Première personne : Les réfugiés somaliens sèment une nouvelle vie aux États-Unis |


Des milliers de Somaliens qui ont fui les persécutions et la guerre civile dans le pays de la Corne de l’Afrique ont bénéficié de programmes de réinstallation dans des pays tiers comme les États-Unis.

Muhidin Libah est l’un d’entre eux. Il a expliqué à ONU Nouvelles comment il avait créé la Somali Bantu Community Association à Lewiston, dans le Maine, pour à la fois préserver la culture somalienne bantoue et aider les anciens réfugiés à s’intégrer au mode de vie américain.

« J’ai fui ma maison dans la vallée de Jubba dans le sud de la Somalie en 1991, lorsque ma communauté a été attaquée. De nombreuses personnes ont été tuées, certaines sont affamées, des femmes ont été violées et nos terres et nos biens ont été pillés par les différentes parties combattant dans la guerre civile du pays.

Persécution

Je suis un Bantou somalien et mon peuple est le descendant d’esclaves africains qui ont été amenés en Somalie il y a des générations. Nous nous sommes toujours sentis persécutés par les Somaliens de souche.

J’ai traversé la frontière sans ma famille et je me suis retrouvé dans le camp de réfugiés de Dadaab, dans l’est du Kenya. J’avais à peine 15 ans, je n’avais jamais été à l’école et je ne savais que cultiver.

Si j’étais resté en Somalie, je pense que j’aurais été tué à un moment donné car il y avait tellement de jeunes garçons portant des armes à feu.


Muhidin Libah a vécu dix ans dans le camp de réfugiés de Dadaab dans l'est du Kenya

Meridith Kohut

Muhidin Libah a vécu dix ans dans le camp de réfugiés de Dadaab dans l’est du Kenya

Enfant de l’ONU

J’ai passé 10 ans à Dadaab et la vie était dure. C’était sec et sablonneux et très chaud et si différent de chez moi dans la vallée de Jubba qui est très verte en hiver.

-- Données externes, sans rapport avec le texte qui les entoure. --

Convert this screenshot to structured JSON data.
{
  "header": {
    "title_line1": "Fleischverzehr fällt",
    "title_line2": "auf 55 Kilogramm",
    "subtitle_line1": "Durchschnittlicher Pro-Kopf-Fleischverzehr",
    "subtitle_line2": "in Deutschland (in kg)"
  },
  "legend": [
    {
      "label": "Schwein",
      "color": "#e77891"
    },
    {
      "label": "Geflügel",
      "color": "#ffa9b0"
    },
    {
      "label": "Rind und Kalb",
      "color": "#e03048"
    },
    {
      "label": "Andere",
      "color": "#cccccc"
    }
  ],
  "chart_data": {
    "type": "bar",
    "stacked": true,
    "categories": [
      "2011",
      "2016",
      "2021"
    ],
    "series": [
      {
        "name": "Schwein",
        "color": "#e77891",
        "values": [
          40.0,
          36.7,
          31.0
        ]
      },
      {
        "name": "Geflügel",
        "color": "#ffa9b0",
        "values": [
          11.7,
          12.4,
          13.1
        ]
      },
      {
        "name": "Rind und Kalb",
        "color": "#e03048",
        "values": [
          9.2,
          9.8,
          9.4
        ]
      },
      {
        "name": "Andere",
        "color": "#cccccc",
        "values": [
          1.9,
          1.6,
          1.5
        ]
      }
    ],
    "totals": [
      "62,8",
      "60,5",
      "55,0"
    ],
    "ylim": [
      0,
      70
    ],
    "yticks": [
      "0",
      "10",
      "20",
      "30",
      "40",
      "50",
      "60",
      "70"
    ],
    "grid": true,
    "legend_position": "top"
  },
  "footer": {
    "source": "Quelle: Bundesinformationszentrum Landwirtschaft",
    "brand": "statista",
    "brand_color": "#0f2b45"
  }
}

On ne pouvait pas faire grand chose à Dadaab, donc c’était un peu comme une prison à ciel ouvert, même si j’ai commencé à étudier grâce aux écoles qui ont été mises en place par les Nations Unies. Les enfants ont eu la possibilité d’aller à l’école plutôt que de porter des armes, ce dont je suis très reconnaissant. L’ONU a également fourni des rations de nourriture et d’eau, donc je suis vraiment un enfant de l’ONU.

En tant que Bantous somaliens, nous étions plus en sécurité au Kenya, mais toujours ciblés par d’autres Somaliens, alors l’ONU nous a transférés dans un autre camp au Kenya appelé Kakuma où j’ai passé deux ans avant d’être réinstallé aux États-Unis.
Au Kenya, nous étions très dépendants de l’ONU, donc mon rêve aux États-Unis était de créer une communauté d’agriculteurs autosuffisante. La Somali Bantu Community Association est un moyen de responsabiliser mon peuple, dont beaucoup ne parlent pas anglais.

La vie à la ferme

Nous avons récemment obtenu la tenure à long terme de nos terres ici à Lewiston, dans le Maine, nous sommes donc entrés dans une nouvelle phase où nous savons que nous pouvons construire un avenir ici. Nous appelons notre terre fermes de libération en signe de notre nouvelle liberté.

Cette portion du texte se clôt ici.